Jetamio agachó la cabeza, sonriendo con modestia. Era una pregunta que no solía hacerse tan abiertamente, pero tampoco totalmente indiscreta.

–Espero que la Madre bendiga mi unión con un bebé tan saludable y feliz como el tuyo, Tholie. ¿Ya terminó Shamio de mamar?

–Le gusta seguir chupando para sentirse a gusto. Si la dejara, se quedaría colgada de mí el día entero. ¿Quieres cogerla un poco? Tengo que irme un momento.
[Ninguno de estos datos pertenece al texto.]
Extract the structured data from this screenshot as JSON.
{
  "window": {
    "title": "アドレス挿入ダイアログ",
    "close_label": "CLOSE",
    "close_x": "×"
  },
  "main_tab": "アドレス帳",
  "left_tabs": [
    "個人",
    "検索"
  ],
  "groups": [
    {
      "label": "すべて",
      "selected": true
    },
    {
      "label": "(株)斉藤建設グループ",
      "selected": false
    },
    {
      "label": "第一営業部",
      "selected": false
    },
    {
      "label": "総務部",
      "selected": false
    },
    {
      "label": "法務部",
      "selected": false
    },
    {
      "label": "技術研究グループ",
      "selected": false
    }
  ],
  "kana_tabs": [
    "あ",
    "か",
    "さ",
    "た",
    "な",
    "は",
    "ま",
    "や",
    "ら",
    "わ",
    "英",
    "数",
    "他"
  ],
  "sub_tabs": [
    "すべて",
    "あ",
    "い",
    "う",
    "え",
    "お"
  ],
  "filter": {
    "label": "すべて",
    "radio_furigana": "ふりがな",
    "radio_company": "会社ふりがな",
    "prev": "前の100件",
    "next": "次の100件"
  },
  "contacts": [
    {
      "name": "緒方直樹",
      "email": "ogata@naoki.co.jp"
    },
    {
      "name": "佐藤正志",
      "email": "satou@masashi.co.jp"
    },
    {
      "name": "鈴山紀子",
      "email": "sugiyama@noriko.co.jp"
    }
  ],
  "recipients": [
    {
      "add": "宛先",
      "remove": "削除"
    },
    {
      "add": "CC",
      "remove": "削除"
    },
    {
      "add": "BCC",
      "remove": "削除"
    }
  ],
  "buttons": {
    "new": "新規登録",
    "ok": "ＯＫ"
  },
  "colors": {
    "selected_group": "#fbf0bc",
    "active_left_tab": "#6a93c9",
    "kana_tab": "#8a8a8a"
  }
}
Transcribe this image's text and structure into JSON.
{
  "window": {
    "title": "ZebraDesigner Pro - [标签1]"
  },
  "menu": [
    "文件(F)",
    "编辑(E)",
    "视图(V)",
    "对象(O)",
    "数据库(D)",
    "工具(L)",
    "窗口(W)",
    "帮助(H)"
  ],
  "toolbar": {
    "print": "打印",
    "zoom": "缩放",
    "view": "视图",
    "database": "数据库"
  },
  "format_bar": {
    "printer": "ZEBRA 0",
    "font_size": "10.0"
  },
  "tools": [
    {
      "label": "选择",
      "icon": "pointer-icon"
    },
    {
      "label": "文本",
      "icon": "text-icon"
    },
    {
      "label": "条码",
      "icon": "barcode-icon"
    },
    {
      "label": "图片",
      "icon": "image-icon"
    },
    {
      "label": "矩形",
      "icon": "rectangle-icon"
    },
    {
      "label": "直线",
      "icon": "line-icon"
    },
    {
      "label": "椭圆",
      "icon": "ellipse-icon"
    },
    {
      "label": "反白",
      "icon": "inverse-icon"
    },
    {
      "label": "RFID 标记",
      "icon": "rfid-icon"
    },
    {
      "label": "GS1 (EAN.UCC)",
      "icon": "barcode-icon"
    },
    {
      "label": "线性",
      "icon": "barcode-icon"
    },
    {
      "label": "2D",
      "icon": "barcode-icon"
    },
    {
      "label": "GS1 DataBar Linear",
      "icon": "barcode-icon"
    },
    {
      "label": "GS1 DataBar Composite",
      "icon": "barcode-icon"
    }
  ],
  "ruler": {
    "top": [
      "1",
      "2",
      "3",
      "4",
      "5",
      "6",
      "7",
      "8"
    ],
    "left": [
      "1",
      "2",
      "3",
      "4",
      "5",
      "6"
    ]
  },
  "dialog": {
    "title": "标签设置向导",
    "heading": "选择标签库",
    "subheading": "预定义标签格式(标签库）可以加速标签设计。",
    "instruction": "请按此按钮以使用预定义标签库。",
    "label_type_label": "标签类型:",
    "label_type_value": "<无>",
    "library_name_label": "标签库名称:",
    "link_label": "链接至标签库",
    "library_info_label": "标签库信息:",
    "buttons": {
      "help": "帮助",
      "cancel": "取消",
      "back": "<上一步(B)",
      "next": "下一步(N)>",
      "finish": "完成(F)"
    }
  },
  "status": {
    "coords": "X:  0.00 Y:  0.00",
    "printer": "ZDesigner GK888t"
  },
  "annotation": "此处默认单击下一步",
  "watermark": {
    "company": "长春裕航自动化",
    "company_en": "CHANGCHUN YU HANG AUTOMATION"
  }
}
Cuando regresó Tholie, el tema de la conversación había cambiado. Habían quitado de en medio la comida, se había servido más vino, y alguien estaba practicando ritmos en un tambor de una sola piel, improvisando la letra de una canción. Cuando Tholie cogió de nuevo a su hijita en brazos, Thonolan y Jetamio se pusieron en pie y buscaron la manera de escabullirse; de repente se encontraron rodeados de varias personas que les sonreían.
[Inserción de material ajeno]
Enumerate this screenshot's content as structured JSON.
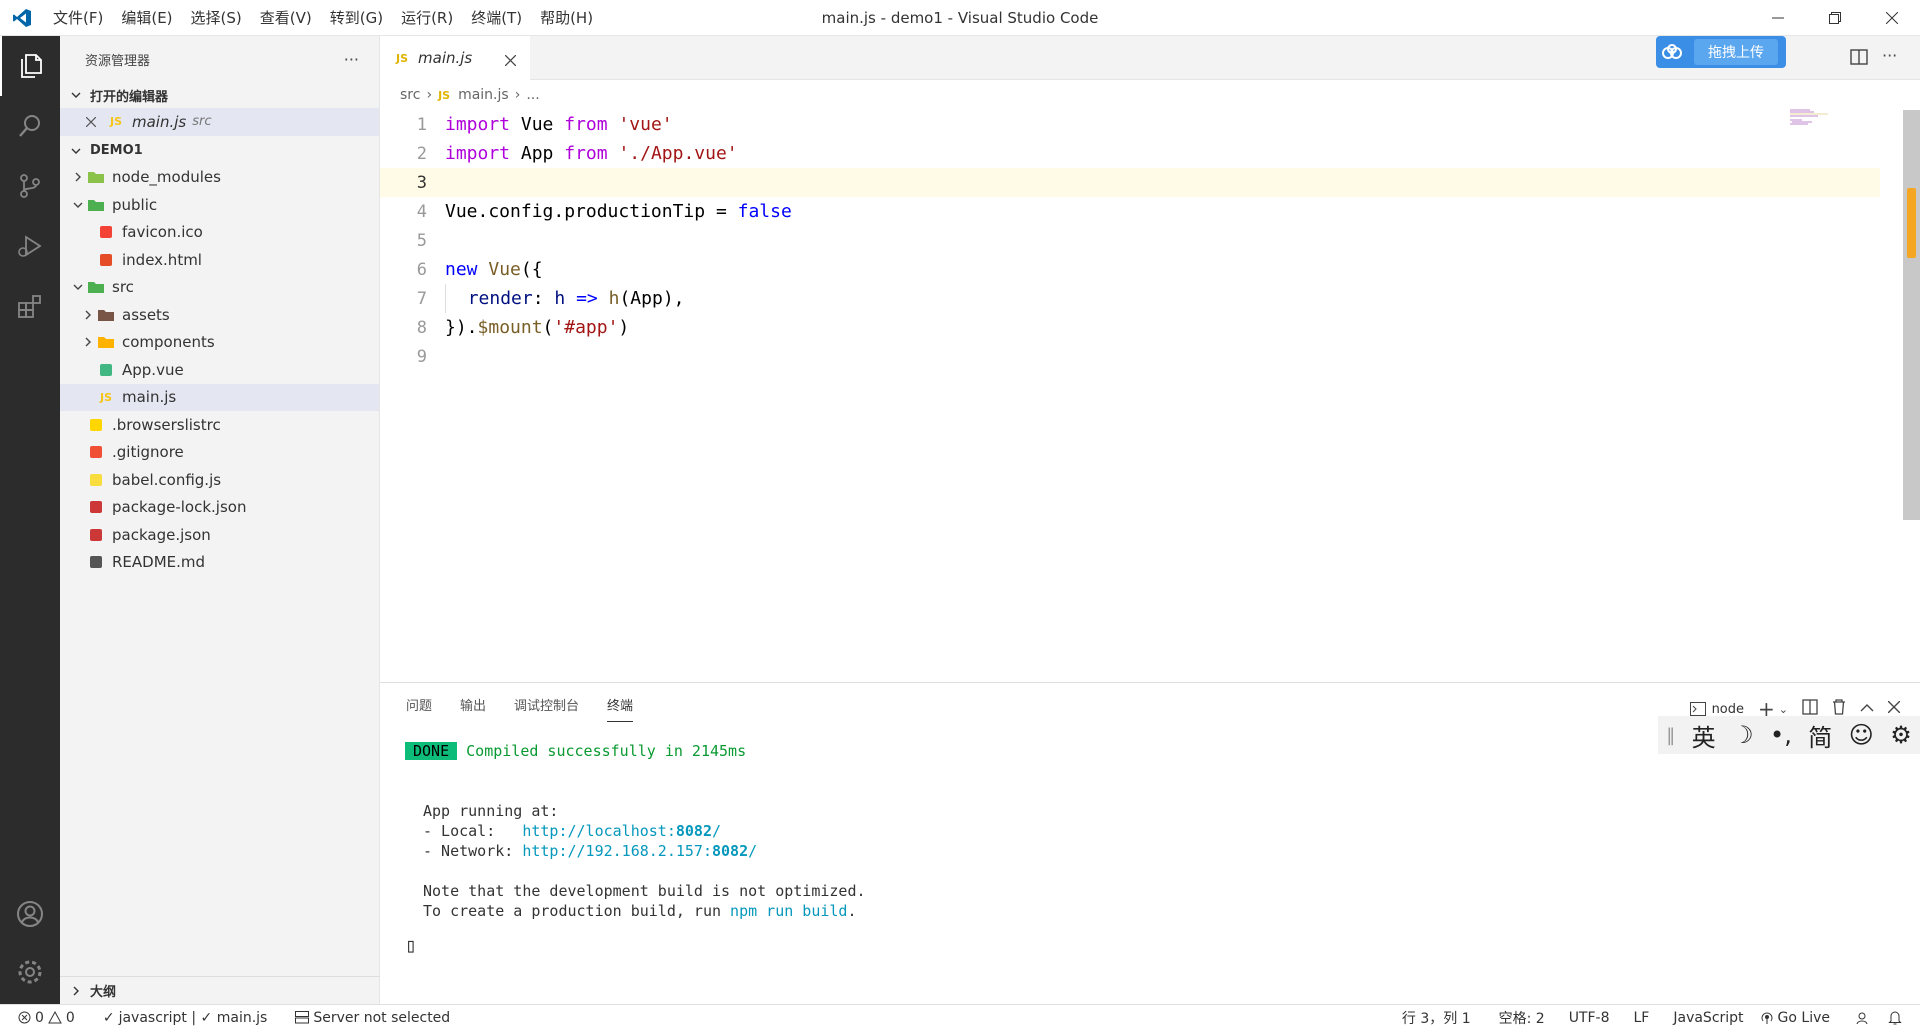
{
  "window": {
    "title": "main.js - demo1 - Visual Studio Code"
  },
  "menu": [
    "文件(F)",
    "编辑(E)",
    "选择(S)",
    "查看(V)",
    "转到(G)",
    "运行(R)",
    "终端(T)",
    "帮助(H)"
  ],
  "sidebar": {
    "title": "资源管理器",
    "more": "···",
    "open_editors_label": "打开的编辑器",
    "open_editor": {
      "name": "main.js",
      "folder": "src"
    },
    "project": "DEMO1",
    "tree": [
      {
        "name": "node_modules",
        "depth": 0,
        "icon": "node-modules-folder-icon",
        "color": "#8bc34a"
      },
      {
        "name": "public",
        "depth": 0,
        "icon": "public-folder-icon",
        "color": "#4caf50"
      },
      {
        "name": "favicon.ico",
        "depth": 1,
        "icon": "favicon-icon",
        "color": "#f44336"
      },
      {
        "name": "index.html",
        "depth": 1,
        "icon": "html-icon",
        "color": "#e44d26"
      },
      {
        "name": "src",
        "depth": 0,
        "icon": "src-folder-icon",
        "color": "#4caf50"
      },
      {
        "name": "assets",
        "depth": 1,
        "icon": "assets-folder-icon",
        "color": "#795548"
      },
      {
        "name": "components",
        "depth": 1,
        "icon": "components-folder-icon",
        "color": "#ffb300"
      },
      {
        "name": "App.vue",
        "depth": 1,
        "icon": "vue-icon",
        "color": "#41b883"
      },
      {
        "name": "main.js",
        "depth": 1,
        "icon": "js-icon",
        "color": "#f5c518"
      },
      {
        "name": ".browserslistrc",
        "depth": 0,
        "icon": "browserslist-icon",
        "color": "#ffd600"
      },
      {
        "name": ".gitignore",
        "depth": 0,
        "icon": "git-icon",
        "color": "#f05033"
      },
      {
        "name": "babel.config.js",
        "depth": 0,
        "icon": "babel-icon",
        "color": "#f9dc3e"
      },
      {
        "name": "package-lock.json",
        "depth": 0,
        "icon": "npm-icon",
        "color": "#cb3837"
      },
      {
        "name": "package.json",
        "depth": 0,
        "icon": "npm-icon",
        "color": "#cb3837"
      },
      {
        "name": "README.md",
        "depth": 0,
        "icon": "markdown-icon",
        "color": "#555555"
      }
    ],
    "outline_label": "大纲"
  },
  "editor": {
    "tab": {
      "lang_badge": "JS",
      "name": "main.js"
    },
    "upload_button": "拖拽上传",
    "breadcrumb": [
      "src",
      "JS",
      "main.js",
      "..."
    ],
    "lines": [
      "1",
      "2",
      "3",
      "4",
      "5",
      "6",
      "7",
      "8",
      "9"
    ]
  },
  "panel": {
    "tabs": [
      "问题",
      "输出",
      "调试控制台",
      "终端"
    ],
    "terminal_name": "node",
    "ime": [
      "英",
      "☽",
      "•,",
      "简",
      "☺",
      "⚙"
    ],
    "output": {
      "done": "DONE",
      "compiled": "Compiled successfully in 2145ms",
      "running": "App running at:",
      "local_label": "- Local:   ",
      "local_url": "http://localhost:",
      "local_port": "8082",
      "network_label": "- Network: ",
      "network_url": "http://192.168.2.157:",
      "network_port": "8082",
      "note": "Note that the development build is not optimized.",
      "prod_prefix": "To create a production build, run ",
      "prod_cmd": "npm run build",
      "cursor": "▯"
    }
  },
  "status": {
    "errors": "0",
    "warnings": "0",
    "lint": "javascript | ✓ main.js",
    "server": "Server not selected",
    "position": "行 3，列 1",
    "spaces": "空格: 2",
    "encoding": "UTF-8",
    "eol": "LF",
    "language": "JavaScript",
    "golive": "Go Live"
  }
}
Era costumbre que los novios que estaban para aparearse abandonaran temprano el banquete para pasar a solas un rato, antes de su separación prematrimonial. Pero como eran los invitados de honor, no podían marcharse sin incurrir en descortesía, mientras alguien les estuviera dirigiendo la palabra. Tendrían que escurrirse cuando nadie les viera; como es natural, todo el mundo estaba al tanto. Se convirtió en un juego, y ambos quisieron desempeñar su papel: hicieron fintas para huir mientras todos fingían mirar hacia otro lado, y se excusaban cortésmente cuando los descubrían. Al cabo de muchas bromas y chistes, los dejarían escapar.

–No tendrás prisa por marcharte, ¿verdad? –preguntaron a Thonolan.

–Se está haciendo tarde –soslayaba Thonolan, sonriendo.

–Todavía es temprano. Toma otro poco, Tamio.

–No me cabría ni un solo bocado.

–Entonces un poco de vino. Thonolan, no puedes rechazar un vaso del maravilloso vino de arándanos de Tamio, ¿verdad?

–Bueno..., poquito.

–¿Otro poquito para ti, Tamio?

Ella se acercó más a Thonolan y echó una mirada conspiradora por encima de su hombro.

–Sólo un poquito, pero alguien tendrá que ir a buscar nuestras tazas; están allí.

–Naturalmente. Esperad aquí, ¿eh?

Una persona se destacó, mientras los demás hacían como que miraban hacia donde iba. Thonolan y Jetamio se lanzaron a la carrera más allá de la fogata.

–Thonolan, Jetamio. Creí que tomaríais una copa de vino con nosotros.

–¡Oh, claro que sí! Pero tenemos que salir un momento. Ya sabéis lo que pasa cuando se come tanto –explicó Jetamio.

Jondalar, de pie junto a Serenio, sentía un fuerte impulso por proseguir la conversación interrumpida. Estaban disfrutando con las bromas. Se inclinó más cerca para hablar en privado, para pedirle que se fueran también en cuanto se cansaran todos y dejaran ir a la joven pareja. Si había de comprometerse con ella, tendría que ser ahora, antes de que la renuncia que empezaba a afirmarse en su interior le hiciera aplazarlo.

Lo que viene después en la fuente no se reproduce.